Enter, now, the dating site OkCupid. They’re willing to throw the web browser Firefox, tied with Google Chrome for second place in popularity at about 17% market share (they’re lucky it wasn’t Internet Explorer at nearly 60%), under the bus for the sake of 8% of couples who meet using their website, all because Mozilla CEO Brendan Eich donated money to support Proposition 8. Always the skeptic, I note that their statement doesn’t actually say that these couples are “married,” but they claim anyway that these “relationships” would become “illegal” if Eich had his way…details, details.

To their methods I say, “Whatever. That’s your risk to take, if you think it’ll work out for you.” I don’t think it will, not least of all because they come off as bossy toward users who don’t pay to use a browser and in all likelihood don’t give a hoot about anything but their web surfing experience.
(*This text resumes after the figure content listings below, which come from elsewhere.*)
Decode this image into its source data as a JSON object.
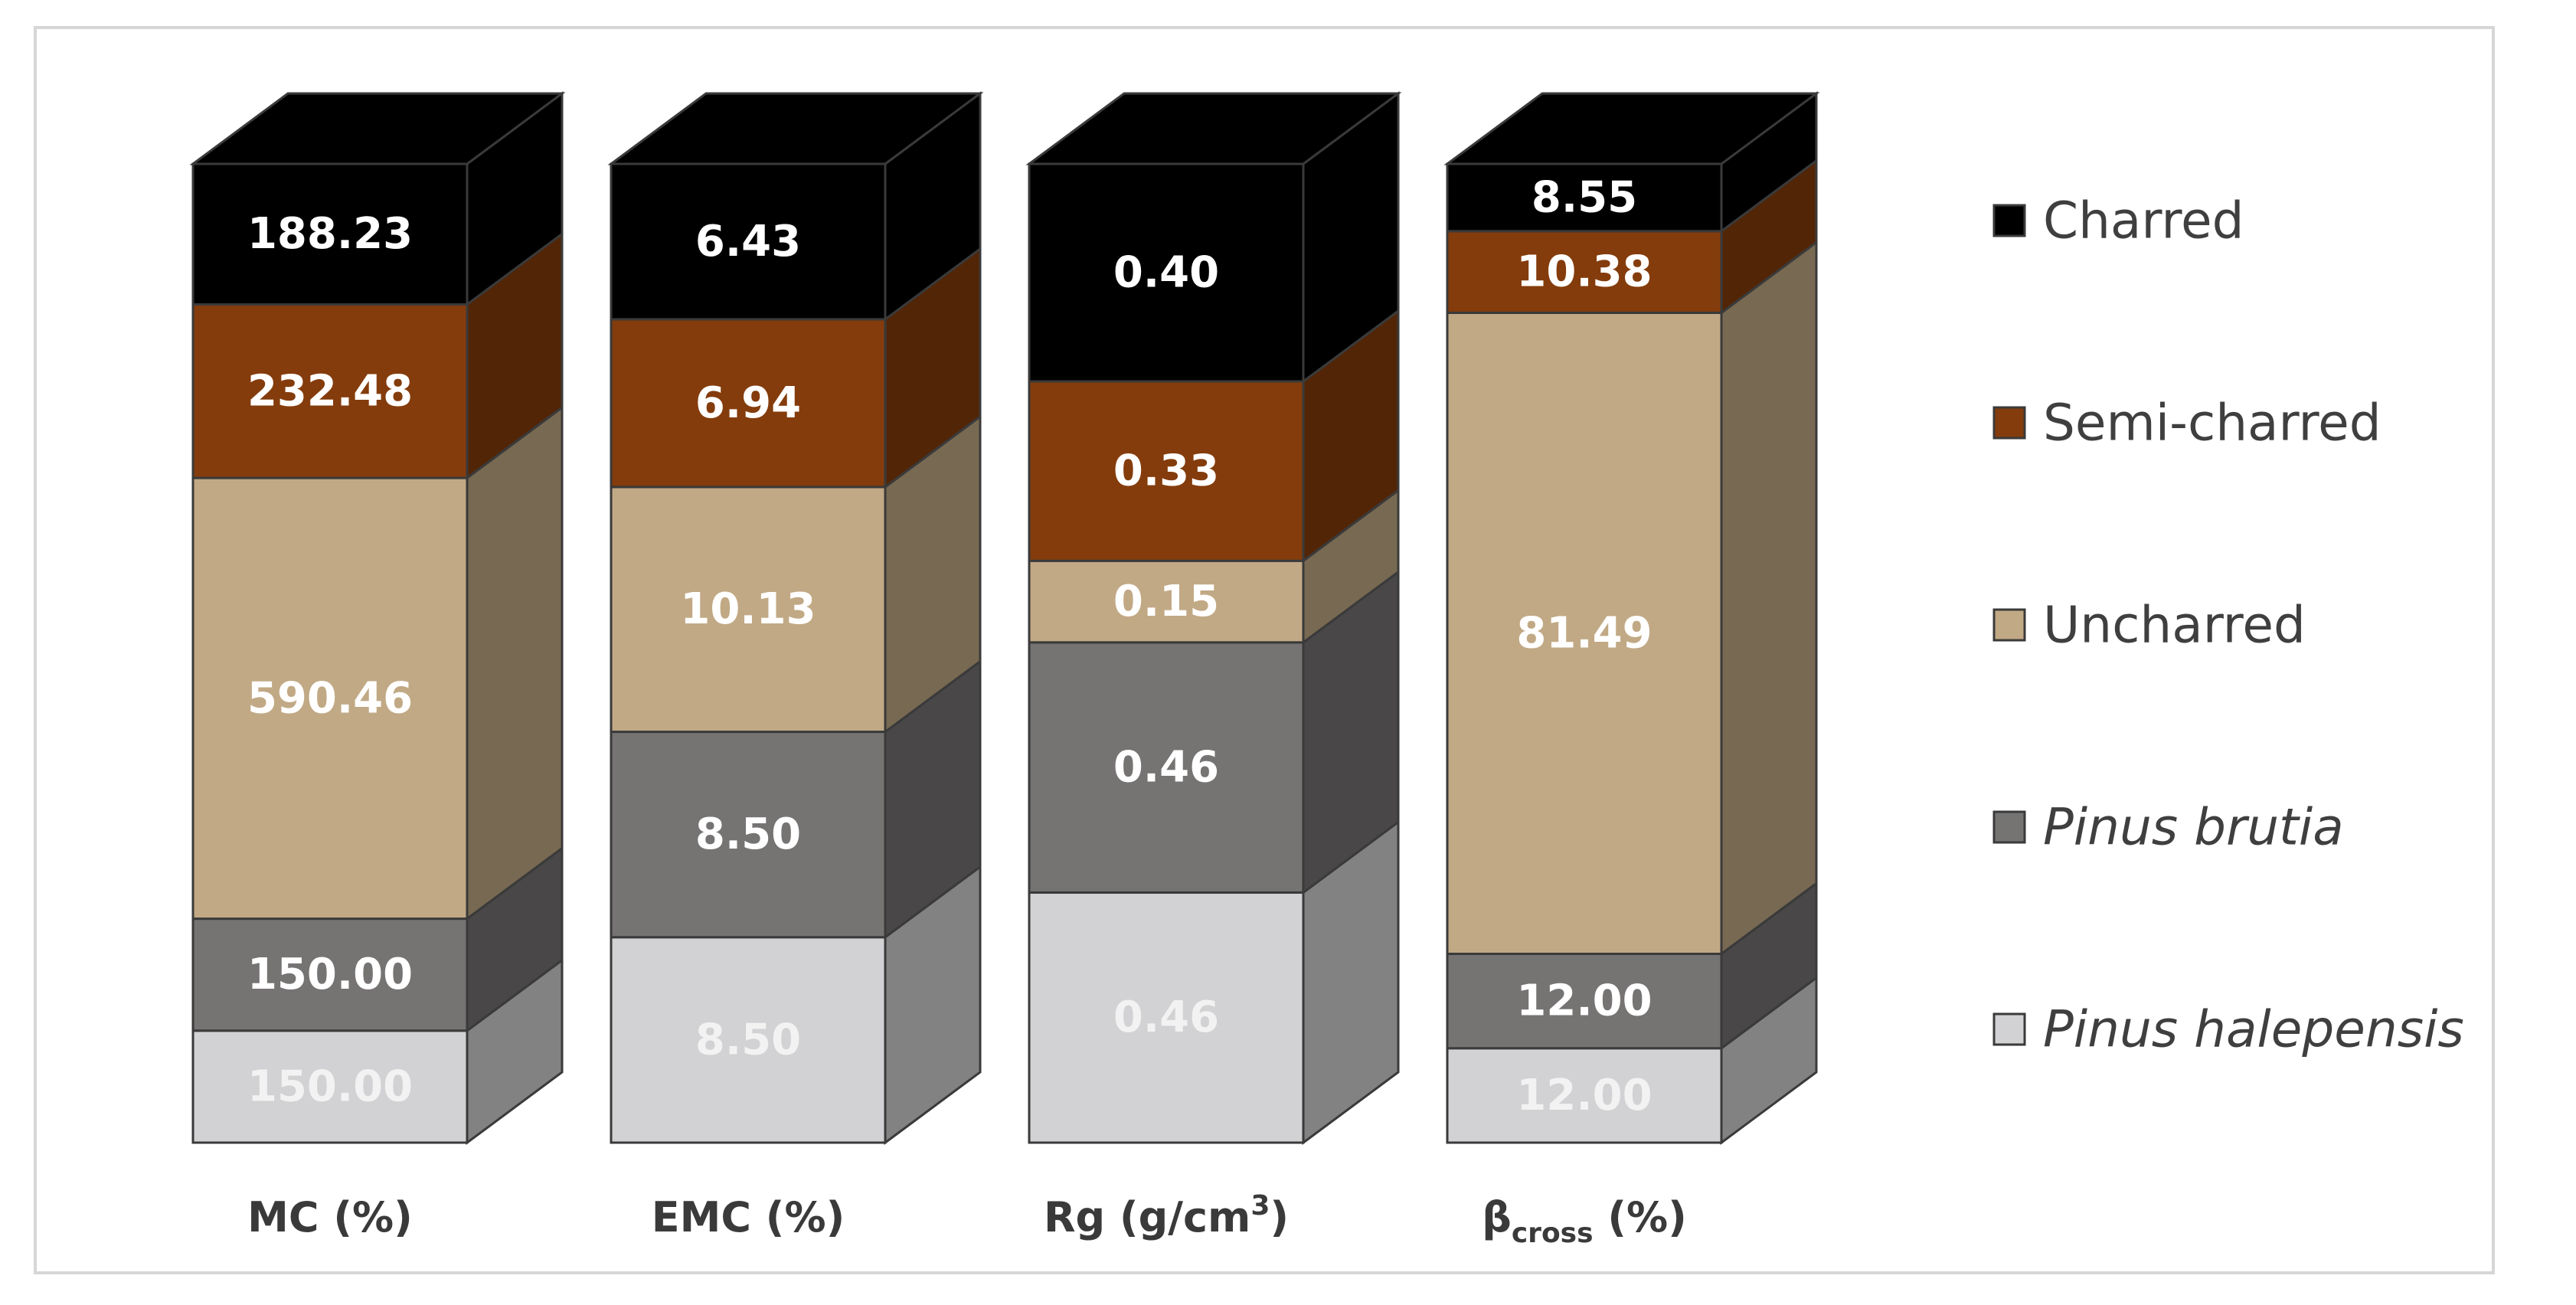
{
  "chart_data": {
    "type": "bar",
    "stacked": true,
    "three_d": true,
    "categories": [
      "MC (%)",
      "EMC (%)",
      "Rg (g/cm³)",
      "βcross (%)"
    ],
    "category_labels": [
      {
        "main": "MC (%)",
        "sub": "",
        "sup": "",
        "rest": ""
      },
      {
        "main": "EMC (%)",
        "sub": "",
        "sup": "",
        "rest": ""
      },
      {
        "main": "Rg (g/cm",
        "sub": "",
        "sup": "3",
        "rest": ")"
      },
      {
        "main": "β",
        "sub": "cross",
        "sup": "",
        "rest": " (%)"
      }
    ],
    "series": [
      {
        "name": "Pinus halepensis",
        "italic": true,
        "color": "#d2d1d3",
        "label_color": "#f2f2f2",
        "values": [
          150.0,
          8.5,
          0.46,
          12.0
        ],
        "labels": [
          "150.00",
          "8.50",
          "0.46",
          "12.00"
        ]
      },
      {
        "name": "Pinus brutia",
        "italic": true,
        "color": "#767373",
        "label_color": "#ffffff",
        "values": [
          150.0,
          8.5,
          0.46,
          12.0
        ],
        "labels": [
          "150.00",
          "8.50",
          "0.46",
          "12.00"
        ]
      },
      {
        "name": "Uncharred",
        "italic": false,
        "color": "#c1a985",
        "label_color": "#ffffff",
        "values": [
          590.46,
          10.13,
          0.15,
          81.49
        ],
        "labels": [
          "590.46",
          "10.13",
          "0.15",
          "81.49"
        ]
      },
      {
        "name": "Semi-charred",
        "italic": false,
        "color": "#843c0c",
        "label_color": "#ffffff",
        "values": [
          232.48,
          6.94,
          0.33,
          10.38
        ],
        "labels": [
          "232.48",
          "6.94",
          "0.33",
          "10.38"
        ]
      },
      {
        "name": "Charred",
        "italic": false,
        "color": "#000000",
        "label_color": "#ffffff",
        "values": [
          188.23,
          6.43,
          0.4,
          8.55
        ],
        "labels": [
          "188.23",
          "6.43",
          "0.40",
          "8.55"
        ]
      }
    ],
    "legend_order": [
      "Charred",
      "Semi-charred",
      "Uncharred",
      "Pinus brutia",
      "Pinus halepensis"
    ],
    "legend_position": "right",
    "grid": false
  }
}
I ditched Google search in favor of charity-supporting Goodsearch a while back, but realistically, I just don’t expect that of everyone.

So what am I criticizing? Quite simply, their allegation that anyone with the audacity to disagree with their stance does so out of the fanatical desire to make innocent people miserable — to “deny love,” whatever “love,” that twisting mirage, happens to mean in the current zeitgeist! This is utterly toxic demagoguery.

But wait! Lest you think Mozilla will strongly assert itself, its spokespeople are anxiously performing the sacrificial dance of appeasement. They do seem a bit miffed that OkCupid didn’t reach out to get the facts straight, but those facts consist of already doing contortions to please their overlords. They’re enthralled. We’ve seen the circular firing squad before, notably in the case of Barilla Pasta. There is hardly a more pathetic routine.

I really wish I could pick a sympathetic party in such stories. Understandably, many businesses are cowed by such a militant lobby, and they need support. It’s about time more of them demonstrated a little backbone, though, because if allowed to run rampant this will only get worse…to the detriment of all.